Many households don't borrow at capacity, but anyone who was planning to will have to reassess their budget and potentially their home-buying plans.

This change will be a hard pill for some borrowers to swallow, however, it will ultimately protect them from overstretching themselves and that's a good thing."

Canstar’s financial expert, Steve Mickenbecker commented:

“New home lending continues to boom, up 47 percent from a year ago, while house prices are up by around 20 percent, meaning borrowers are taking on bigger loans.

Competitive and still-falling interest rates and the move by two large lenders to reduce their interest only rates, evidence just how eager banks are to lend into this boom market. Sell And Buy Property

APRA’s move today is forward-looking to account for future interest rate rises down the track. Large loans affordable at today’s rock-bottom rates can become stressed loans when rates are four or five percent higher.

APRA’s objective is to identify borrowing that will potentially risk future mortgage stress, before it becomes a loan.

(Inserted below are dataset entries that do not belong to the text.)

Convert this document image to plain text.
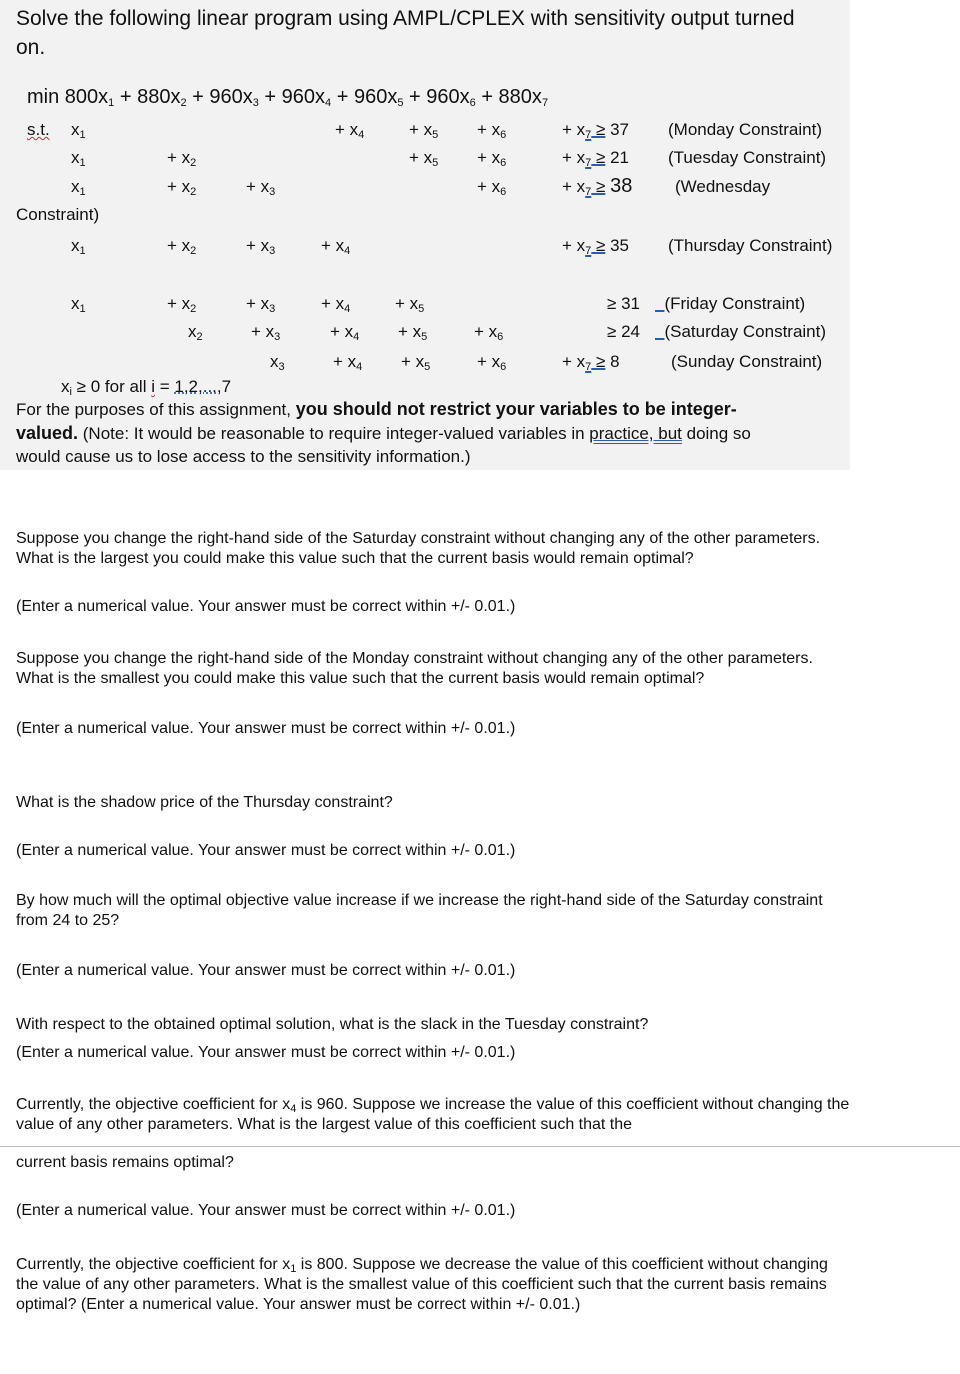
Solve the following linear program using AMPL/CPLEX with sensitivity output turned
on.
$\min 800x_1 + 880x_2 + 960x_3 + 960x_4 + 960x_5 + 960x_6 + 880x_7$
s.t. $x_1$	+ $x_4$	+ $x_5 + x_6$	+ $x_7 \ge 37$ (Monday Constraint)
$x_1$	+ $x_2$	+ $x_5 + x_6$	+ $x_7 \ge 21$ (Tuesday Constraint)
$x_1$	+ $x_2$	+ $x_3$	+ $x_6$	+ $x_7 \ge 38$	(Wednesday
Constraint)
$x_1$	+ $x_2$	+ $x_3$	+ $x_4$	+ $x_7 \ge 35$ (Thursday Constraint)
$x_1$	+ $x_2$	+ $x_3$	+ $x_4$	+ $x_5$	≥ 31	(Friday Constraint)
$x_2$	+ $x_3$	+ $x_4 + x_5$	+ $x_6$	≥ 24	(Saturday Constraint)
$x_3$	+ $x_4 + x_5$	+ $x_6$	+ $x_7 \ge 8$	(Sunday Constraint)
$x_i \ge 0$ for all i = 1,2,...,7
For the purposes of this assignment, you should not restrict your variables to be integer-
valued. (Note: It would be reasonable to require integer-valued variables in practice, but doing so
would cause us to lose access to the sensitivity information.)
Suppose you change the right-hand side of the Saturday constraint without changing any of the other parameters. What is the largest you could make this value such that the current basis would remain optimal?
(Enter a numerical value. Your answer must be correct within +/- 0.01.)
Suppose you change the right-hand side of the Monday constraint without changing any of the other parameters. What is the smallest you could make this value such that the current basis would remain optimal?
(Enter a numerical value. Your answer must be correct within +/- 0.01.)
What is the shadow price of the Thursday constraint?
(Enter a numerical value. Your answer must be correct within +/- 0.01.)
By how much will the optimal objective value increase if we increase the right-hand side of the Saturday constraint from 24 to 25?
(Enter a numerical value. Your answer must be correct within +/- 0.01.)
With respect to the obtained optimal solution, what is the slack in the Tuesday constraint?
(Enter a numerical value. Your answer must be correct within +/- 0.01.)
Currently, the objective coefficient for $x_4$ is 960. Suppose we increase the value of this coefficient without changing the value of any other parameters. What is the largest value of this coefficient such that the
current basis remains optimal?
(Enter a numerical value. Your answer must be correct within +/- 0.01.)
Currently, the objective coefficient for $x_1$ is 800. Suppose we decrease the value of this coefficient without changing the value of any other parameters. What is the smallest value of this coefficient such that the current basis remains optimal? (Enter a numerical value. Your answer must be correct within +/- 0.01.)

APRA is tackling stability rather than housing prices, but it must also be hoping that lower lending volumes may dampen housing prices.

First home buyers whose income is stretched by repayments will inevitably find it tougher to get into the market, but the move does no damage to first home buyers' ability to save a deposit- their major pain point.

Investors who ration equity across multiple loans may be more impacted, with lenders required to factor in the increased buffer against existing loans when assessing serviceability for the new application. This may mean less crowding out of first home buyers in the market.

The increase in the buffer is a start from APRA but further measures would not surprise if the market booms after lockdown as many expect."

HIA’s Chief Economist, Tim Reardon commented:

“Over 90 per cent of renters aspire to own their own home but less than half of them expect that they will ever achieve this goal. Today’s announcement by APRA will make this goal even harder.

Australia has an unquestionably strong financial sector. Land For Property

It has withstood significant shocks, such as the Global Financial Crisis and the COVID recession, without the emergence of financial contagion.

The share of loans that are impaired is exceptionally low, at around 0.4 per cent of all loans issued.

This is significantly lower than in other developed economies.

The very low levels of mortgage delinquency in Australia reflect the restrictive lending regulations imposed by financial regulators in Australia.

Since 2010, financial regulations have made it increasingly conservative making it progressively more difficult for first home buyers to enter the market.

Despite the lows levels of mortgage delinquency, APRA announced this morning that it has increased the ‘serviceability buffer’ for a new mortgage from 2.5 per cent to 3 per cent.

Loan Arrears

First home buyers accounted for 35 per cent of owner occupier loans issued in August 2021 and these measures will make it harder to access a loan.

This additional constraint is being imposed despite the share of loans with a 10 per cent deposit or less declining since December 2020.

This share is well below those observed over the past decade.

First home buyers are the group who are typically constrained by serviceability thresholds.

It is this group that will be hit the hardest by these changes.

Restricting access to credit for new households seeking to enter the housing market will put further downward pressure on the rate of home ownership in Australia."

ALSO READ: Here’s how APRA caps could impact how much you could borrow

About Michael is a director of Metropole Property Strategists who help their clients grow, protect and pass on their wealth through independent, unbiased property advice and advocacy. He's once again been voted Australia's leading property investment adviser and one of Australia's 50 most influential Thought Leaders. His opinions are regularly featured in the media.